Surtout, son rapport explique la cause de cette baisse du taux : « À court terme, il convient de relever l’effet de la conjoncture économique. Un examen rétrospectif des évolutions annuelles des effectifs salariés et du nombre d’accidents avec arrêt permet de distinguer les périodes de croissance et de décroissance des effectifs : en période de croissance, le nombre d’accidents tend à augmenter 1,25 fois plus que le nombre de salariés alors qu’en période de décroissance, il diminue tendanciellement 2,6 fois plus que le nombre de salariés. » Autrement dit, c’est parce que l’économie va mal que le nombre d’accidents est en baisse, rapporté au millier de salariés, et non pas parce que les choses vont mieux. Cela est sans doute dû au fait que les premiers emplois atteints sont ceux pourvus en intérim, et que le taux d’accidents du travail dans les entreprises intérimaires est supérieur.

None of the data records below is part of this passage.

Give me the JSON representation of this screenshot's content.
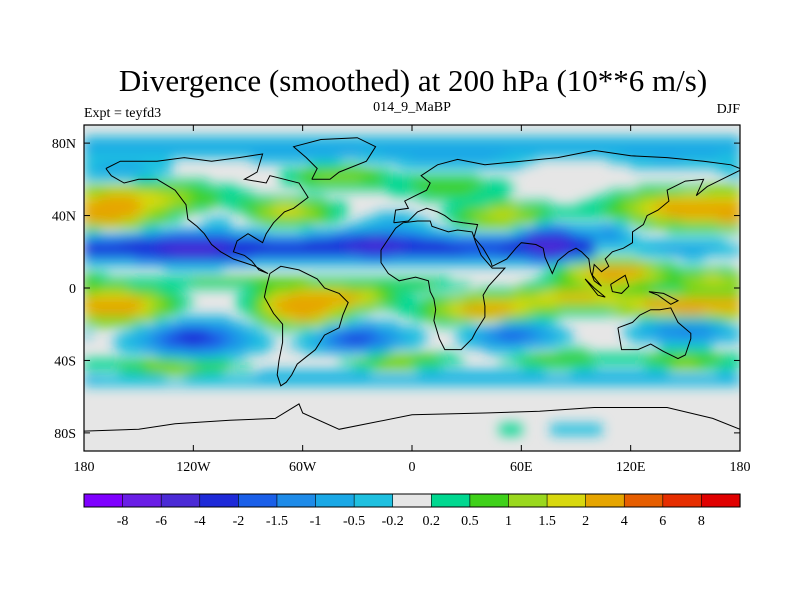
{
  "chart_data": {
    "type": "heatmap",
    "title": "Divergence (smoothed) at 200 hPa (10**6 m/s)",
    "subtitle_left": "Expt = teyfd3",
    "subtitle_center": "014_9_MaBP",
    "subtitle_right": "DJF",
    "x_ticks": [
      {
        "value": -180,
        "label": "180"
      },
      {
        "value": -120,
        "label": "120W"
      },
      {
        "value": -60,
        "label": "60W"
      },
      {
        "value": 0,
        "label": "0"
      },
      {
        "value": 60,
        "label": "60E"
      },
      {
        "value": 120,
        "label": "120E"
      },
      {
        "value": 180,
        "label": "180"
      }
    ],
    "y_ticks": [
      {
        "value": 80,
        "label": "80N"
      },
      {
        "value": 40,
        "label": "40N"
      },
      {
        "value": 0,
        "label": "0"
      },
      {
        "value": -40,
        "label": "40S"
      },
      {
        "value": -80,
        "label": "80S"
      }
    ],
    "xlim": [
      -180,
      180
    ],
    "ylim": [
      -90,
      90
    ],
    "colorbar": {
      "levels": [
        "-8",
        "-6",
        "-4",
        "-2",
        "-1.5",
        "-1",
        "-0.5",
        "-0.2",
        "0.2",
        "0.5",
        "1",
        "1.5",
        "2",
        "4",
        "6",
        "8"
      ],
      "colors": [
        "#7f00ff",
        "#6a1ee6",
        "#4b2bd6",
        "#1e2ad8",
        "#1a5fe8",
        "#1e8be8",
        "#1aa8e6",
        "#1fc0e0",
        "#e6e6e6",
        "#00d890",
        "#3fd11a",
        "#9ad81e",
        "#d8d80e",
        "#e6a500",
        "#e65e00",
        "#e62e00",
        "#e00000"
      ]
    },
    "features": [
      {
        "type": "band",
        "lat": 88,
        "lonStart": -180,
        "lonEnd": 180,
        "halfWidth": 4,
        "value": 0
      },
      {
        "type": "band",
        "lat": 78,
        "lonStart": -180,
        "lonEnd": 180,
        "halfWidth": 5,
        "value": -0.6
      },
      {
        "type": "blob",
        "lon": -160,
        "lat": 64,
        "rlon": 28,
        "rlat": 8,
        "value": -0.7
      },
      {
        "type": "blob",
        "lon": -60,
        "lat": 74,
        "rlon": 30,
        "rlat": 6,
        "value": -0.5
      },
      {
        "type": "blob",
        "lon": 20,
        "lat": 70,
        "rlon": 40,
        "rlat": 6,
        "value": -0.6
      },
      {
        "type": "blob",
        "lon": 140,
        "lat": 72,
        "rlon": 30,
        "rlat": 6,
        "value": -0.5
      },
      {
        "type": "blob",
        "lon": -150,
        "lat": 50,
        "rlon": 40,
        "rlat": 8,
        "value": 1.8
      },
      {
        "type": "blob",
        "lon": -170,
        "lat": 40,
        "rlon": 25,
        "rlat": 6,
        "value": 2.5
      },
      {
        "type": "blob",
        "lon": -70,
        "lat": 42,
        "rlon": 25,
        "rlat": 6,
        "value": 1.8
      },
      {
        "type": "blob",
        "lon": -40,
        "lat": 62,
        "rlon": 25,
        "rlat": 6,
        "value": 1.2
      },
      {
        "type": "blob",
        "lon": 20,
        "lat": 56,
        "rlon": 30,
        "rlat": 6,
        "value": 0.8
      },
      {
        "type": "blob",
        "lon": 50,
        "lat": 40,
        "rlon": 25,
        "rlat": 6,
        "value": 1.6
      },
      {
        "type": "blob",
        "lon": 150,
        "lat": 44,
        "rlon": 35,
        "rlat": 8,
        "value": 2.6
      },
      {
        "type": "blob",
        "lon": -100,
        "lat": 40,
        "rlon": 20,
        "rlat": 5,
        "value": -0.6
      },
      {
        "type": "blob",
        "lon": -10,
        "lat": 36,
        "rlon": 20,
        "rlat": 5,
        "value": -0.6
      },
      {
        "type": "band",
        "lat": 22,
        "lonStart": -180,
        "lonEnd": 100,
        "halfWidth": 6,
        "value": -2.3
      },
      {
        "type": "blob",
        "lon": -120,
        "lat": 22,
        "rlon": 30,
        "rlat": 7,
        "value": -2.8
      },
      {
        "type": "blob",
        "lon": -20,
        "lat": 24,
        "rlon": 28,
        "rlat": 6,
        "value": -2.6
      },
      {
        "type": "blob",
        "lon": 75,
        "lat": 25,
        "rlon": 14,
        "rlat": 8,
        "value": -3.6
      },
      {
        "type": "blob",
        "lon": 108,
        "lat": 30,
        "rlon": 12,
        "rlat": 6,
        "value": -1.2
      },
      {
        "type": "blob",
        "lon": 150,
        "lat": 22,
        "rlon": 25,
        "rlat": 5,
        "value": -0.8
      },
      {
        "type": "blob",
        "lon": -100,
        "lat": 4,
        "rlon": 30,
        "rlat": 3,
        "value": 0.8
      },
      {
        "type": "blob",
        "lon": 0,
        "lat": 2,
        "rlon": 30,
        "rlat": 3,
        "value": 0.6
      },
      {
        "type": "blob",
        "lon": 110,
        "lat": 8,
        "rlon": 25,
        "rlat": 6,
        "value": 3.0
      },
      {
        "type": "blob",
        "lon": 165,
        "lat": 4,
        "rlon": 20,
        "rlat": 5,
        "value": 1.6
      },
      {
        "type": "blob",
        "lon": -160,
        "lat": -10,
        "rlon": 25,
        "rlat": 9,
        "value": 2.5
      },
      {
        "type": "blob",
        "lon": -60,
        "lat": -10,
        "rlon": 22,
        "rlat": 10,
        "value": 3.2
      },
      {
        "type": "blob",
        "lon": -30,
        "lat": -5,
        "rlon": 18,
        "rlat": 5,
        "value": 1.8
      },
      {
        "type": "blob",
        "lon": 40,
        "lat": -12,
        "rlon": 30,
        "rlat": 6,
        "value": 2.5
      },
      {
        "type": "blob",
        "lon": 90,
        "lat": -5,
        "rlon": 30,
        "rlat": 5,
        "value": 2.2
      },
      {
        "type": "blob",
        "lon": 150,
        "lat": -10,
        "rlon": 30,
        "rlat": 5,
        "value": 3.5
      },
      {
        "type": "blob",
        "lon": -120,
        "lat": -28,
        "rlon": 28,
        "rlat": 9,
        "value": -2.4
      },
      {
        "type": "blob",
        "lon": -30,
        "lat": -28,
        "rlon": 24,
        "rlat": 8,
        "value": -2.1
      },
      {
        "type": "blob",
        "lon": 55,
        "lat": -26,
        "rlon": 22,
        "rlat": 7,
        "value": -1.8
      },
      {
        "type": "blob",
        "lon": 150,
        "lat": -24,
        "rlon": 24,
        "rlat": 6,
        "value": -1.6
      },
      {
        "type": "blob",
        "lon": -130,
        "lat": -44,
        "rlon": 35,
        "rlat": 5,
        "value": 1.4
      },
      {
        "type": "blob",
        "lon": -10,
        "lat": -40,
        "rlon": 28,
        "rlat": 5,
        "value": 1.2
      },
      {
        "type": "blob",
        "lon": 80,
        "lat": -40,
        "rlon": 25,
        "rlat": 5,
        "value": 1.0
      },
      {
        "type": "blob",
        "lon": 150,
        "lat": -40,
        "rlon": 25,
        "rlat": 5,
        "value": 1.1
      },
      {
        "type": "band",
        "lat": -50,
        "lonStart": -180,
        "lonEnd": 180,
        "halfWidth": 5,
        "value": -0.6
      },
      {
        "type": "blob",
        "lon": 90,
        "lat": -78,
        "rlon": 14,
        "rlat": 3,
        "value": -0.6
      },
      {
        "type": "blob",
        "lon": 55,
        "lat": -78,
        "rlon": 8,
        "rlat": 2,
        "value": 0.6
      }
    ]
  }
}
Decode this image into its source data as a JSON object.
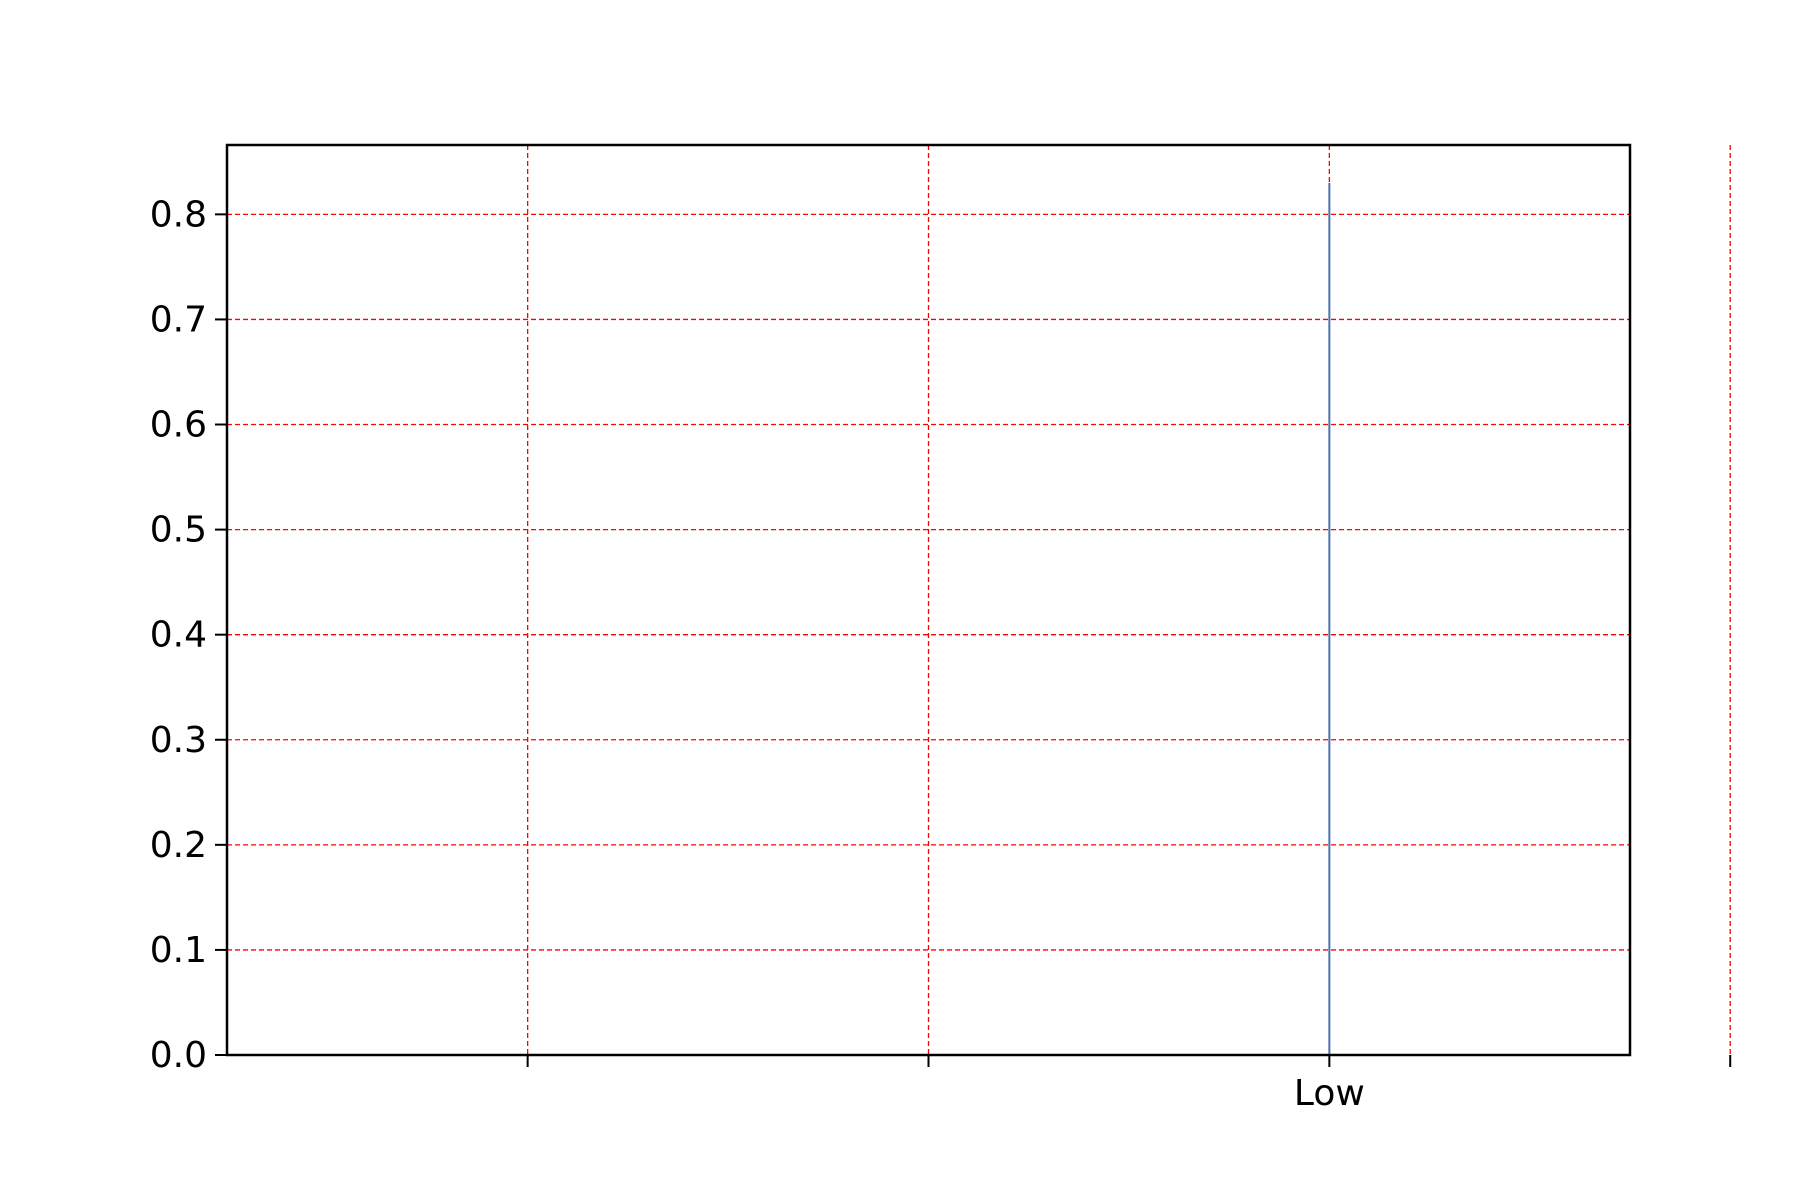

Tout doit être fait pour prévenir les accidents du travail et les maladies professionnelles, et l’on ne saurait se satisfaire durablement du régime actuel. Le fameux compromis de 1898 a été établi sur la base d’une réparation automatique, mais seulement partielle, des accidents du travail. Pouvons-nous encore nous satisfaire de ce régime aujourd’hui, alors que les accidents de la route, par exemple, sont complètement indemnisés de façon automatique depuis la loi du 5 juillet 1985, dite loi Badinter ? Le fait générateur de la responsabilité est l’implication du véhicule terrestre à moteur.

Ajoutons que les critères de la faute inexcusable ont considérablement évolué. La définition classique en avait été posée par la Cour de cassation en 1941. La définition contemporaine a été posée, pour les maladies professionnelles, dans un arrêt portant sur l’amiante du 28 février 2002 ; et pour les accidents du travail dans un arrêt du 11 avril 2002.

Aujourd’hui, avec la conscience du risque qu’a l’employeur et l’obligation de résultat en matière de sécurité, il y a automaticité de l’obligation de réparation intégrale du préjudice, qui a été confirmée par une décision du Conseil constitutionnel du 18 juin 2010.

Notre régime oblige à intenter un procès pour être automatiquement indemnisé. Peut-être pourrait-on faire l’économie du procès en réformant la notion de faute inexcusable. Il s’agit évidemment de considérations prospectives, puisque ce n’est pas l’objet du présent projet. Mais on peut y penser à terme s’agissant de la branche ATMP.